The pattern is documented: antisemitic incidents in the UK and across Europe have risen sharply since the October 7, 2023 Hamas attack on Israel and the subsequent Israeli military campaign in Gaza. Each escalation in the Middle East conflict has produced a corresponding spike in antisemitic incidents in Western countries — targeting Jewish communities that have no involvement in the military or political decisions of the Israeli government.


The Iran War Acceleration

The current Iran war — which began February 28 with US-Israeli strikes on Iran — represents a further escalation beyond the Gaza conflict. The war has expanded to include direct Iranian missile strikes on Israeli cities, Israeli ground operations in Lebanon, and a global energy crisis from the Hormuz Strait closure.

Each layer of escalation has historically correlated with increased antisemitic activity in diaspora communities.

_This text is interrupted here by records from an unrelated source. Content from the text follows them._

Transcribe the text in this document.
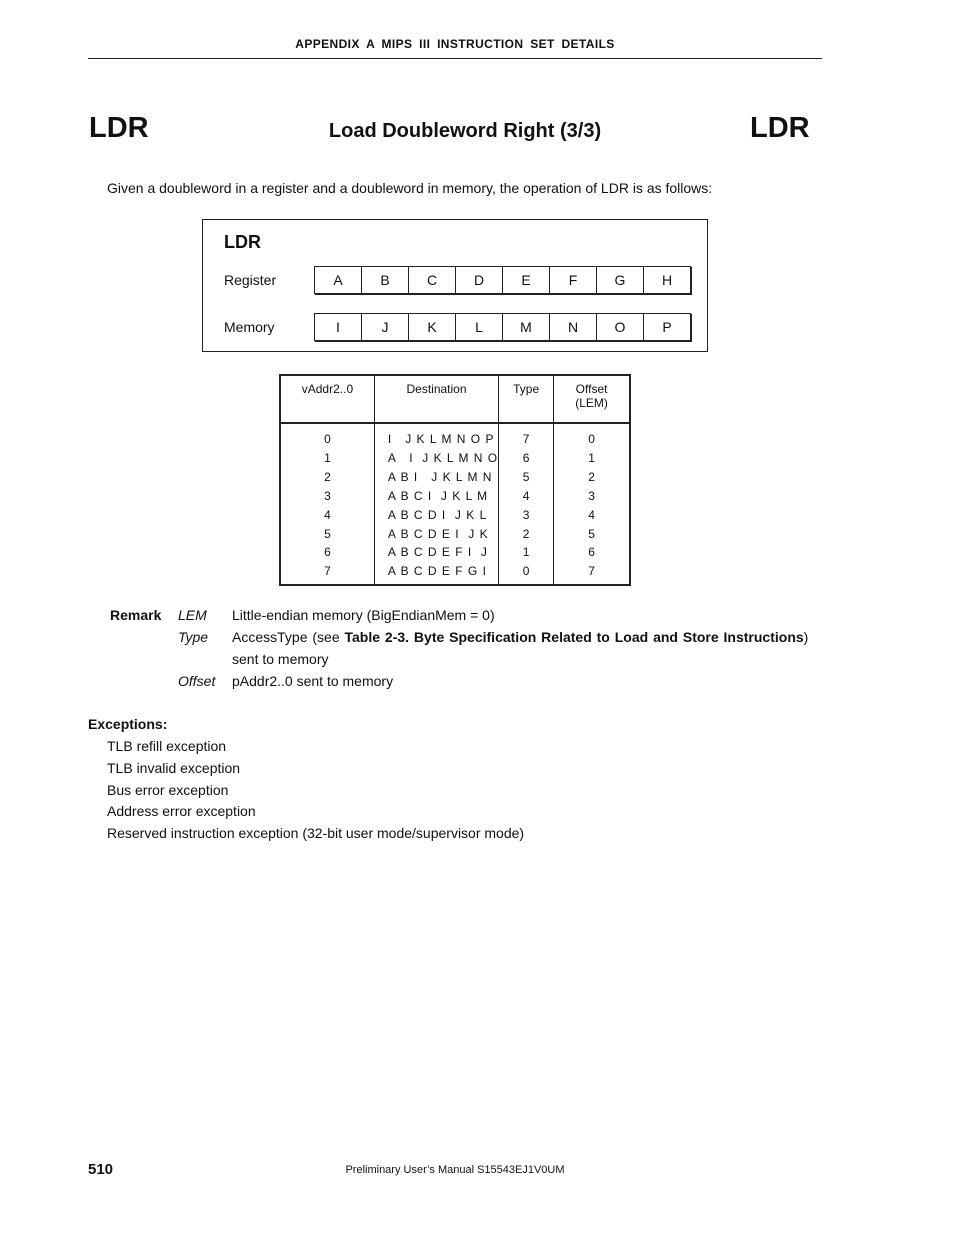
APPENDIX A MIPS III INSTRUCTION SET DETAILS
LDR	Load Doubleword Right (3/3)	LDR
Given a doubleword in a register and a doubleword in memory, the operation of LDR is as follows:
LDR
Register	A	B	C	D	E	F	G	H
Memory	I	J	K	L	M	N	O	P
vAddr2..0	Destination	Type	Offset
(LEM)
0	I   J K L M N O P	7	0
1	A   I  J K L M N O	6	1
2	A B I   J K L M N	5	2
3	A B C I  J K L M	4	3
4	A B C D I  J K L	3	4
5	A B C D E I  J K	2	5
6	A B C D E F I  J	1	6
7	A B C D E F G I	0	7
Remark LEM Little-endian memory (BigEndianMem = 0)
Type AccessType (see Table 2-3. Byte Specification Related to Load and Store Instructions)
sent to memory
Offset pAddr2..0 sent to memory
Exceptions:
TLB refill exception
TLB invalid exception
Bus error exception
Address error exception
Reserved instruction exception (32-bit user mode/supervisor mode)
510	Preliminary User’s Manual S15543EJ1V0UM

The mechanism is consistent: conflict involving Israel generates media coverage and political anger, which a minority of actors direct at Jewish communities and institutions in their own countries — communities that are not parties to the conflict.

The Golders Green attack occurred on the same night that:

  • Trump's 48-hour Hormuz ultimatum was set to expire
  • Israeli ground operations in Lebanon were approved as "prolonged"
  • Iranian missiles had struck near Israel's nuclear facility at Dimona
  • Asian stock markets opened sharply down on escalation fears

The timing is not necessarily causal — police have not established whether the suspects acted in response to specific geopolitical events. But the context is the context.


Political Response

Prime Minister Starmer responded Monday morning: "A deeply shocking antisemitic arson attack. My thoughts are with the Jewish community who are waking up this morning to this horrific news. Antisemitism has no place in our society."

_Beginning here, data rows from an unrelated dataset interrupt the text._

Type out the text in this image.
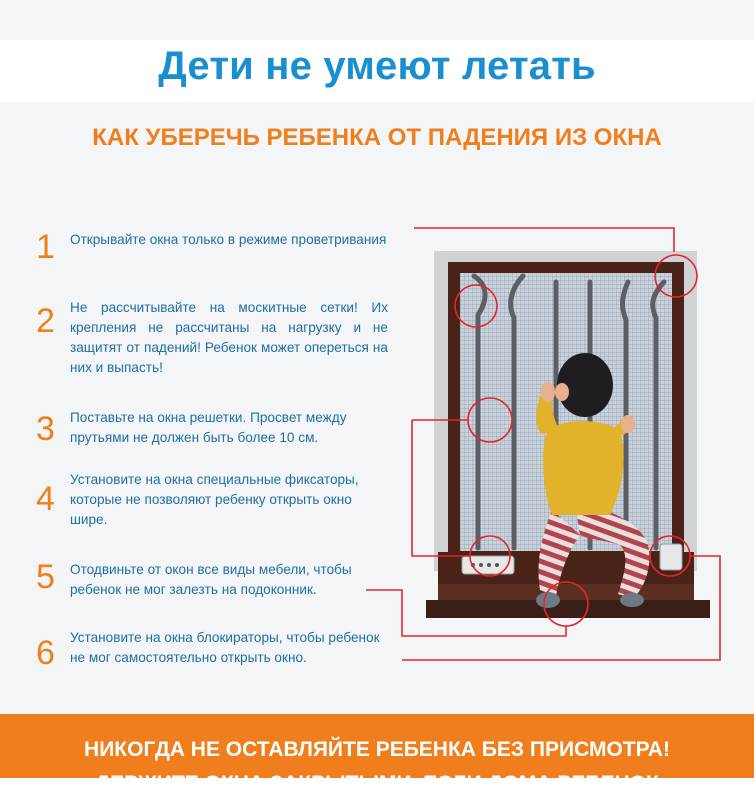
Дети не умеют летать
КАК УБЕРЕЧЬ РЕБЕНКА ОТ ПАДЕНИЯ ИЗ ОКНА
1 Открывайте окна только в режиме проветривания
2 Не рассчитывайте на москитные сетки! Их крепления не рассчитаны на нагрузку и не защитят от падений! Ребенок может опереться на них и выпасть!
3 Поставьте на окна решетки. Просвет между прутьями не должен быть более 10 см.
4
Установите на окна специальные фиксаторы, которые не позволяют ребенку открыть окно шире.
5 Отодвиньте от окон все виды мебели, чтобы ребенок не мог залезть на подоконник.
6 Установите на окна блокираторы, чтобы ребенок не мог самостоятельно открыть окно.
НИКОГДА НЕ ОСТАВЛЯЙТЕ РЕБЕНКА БЕЗ ПРИСМОТРА!
ДЕРЖИТЕ ОКНА ЗАКРЫТЫМИ, ЕСЛИ ДОМА РЕБЕНОК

Health Secretary Wes Streeting: "We must stand together against antisemitic hatred."

The Metropolitan Police confirmed additional patrols in the area and engagement with faith leaders. No arrests had been made as of the time of this article.


What the Numbers Show

The CST publishes annual antisemitic incident reports for the UK. The numbers following October 2023 were the highest on record:

4,103
Antisemitic incidents in UK in 2023 — CST annual report (record year)
1,652
Antisemitic incidents in UK in 2022 — CST (pre-Oct 7 baseline)
148%
Year-on-year increase following Oct 7, 2023
1979
Year Hatzola began serving Golders Green
Sources: Community Security Trust annual reports, BBC News

The 2024 figures, when published, are expected to remain at or above 2023 levels. The Iran war's impact on 2026 incident rates will not be quantified until next year's CST report — but the Golders Green attack is an early data point in what the CST is clearly treating as a continuation of the post-October 2023 pattern.


The "Not Unexpected" Line

Councillor Ryde's statement — "it's not unexpected" — is the detail worth sitting with. A member of the Jewish community in one of London's most established Jewish neighborhoods is describing the firebombing of ambulances next to a synagogue as something he saw coming.

The attack destroyed medical infrastructure. It forced evacuations. It was executed at 1:40 AM when residents were asleep. The ambulances serve a community that has been in Golders Green for generations. The suspects have not been identified.

The war in the Middle East is in its 24th day. The antisemitic attacks in European cities are in their 18th month. The communities absorbing the consequences are parties to neither conflict.

Three suspects. Four ambulances. One synagogue next door. No arrests. "Not unexpected."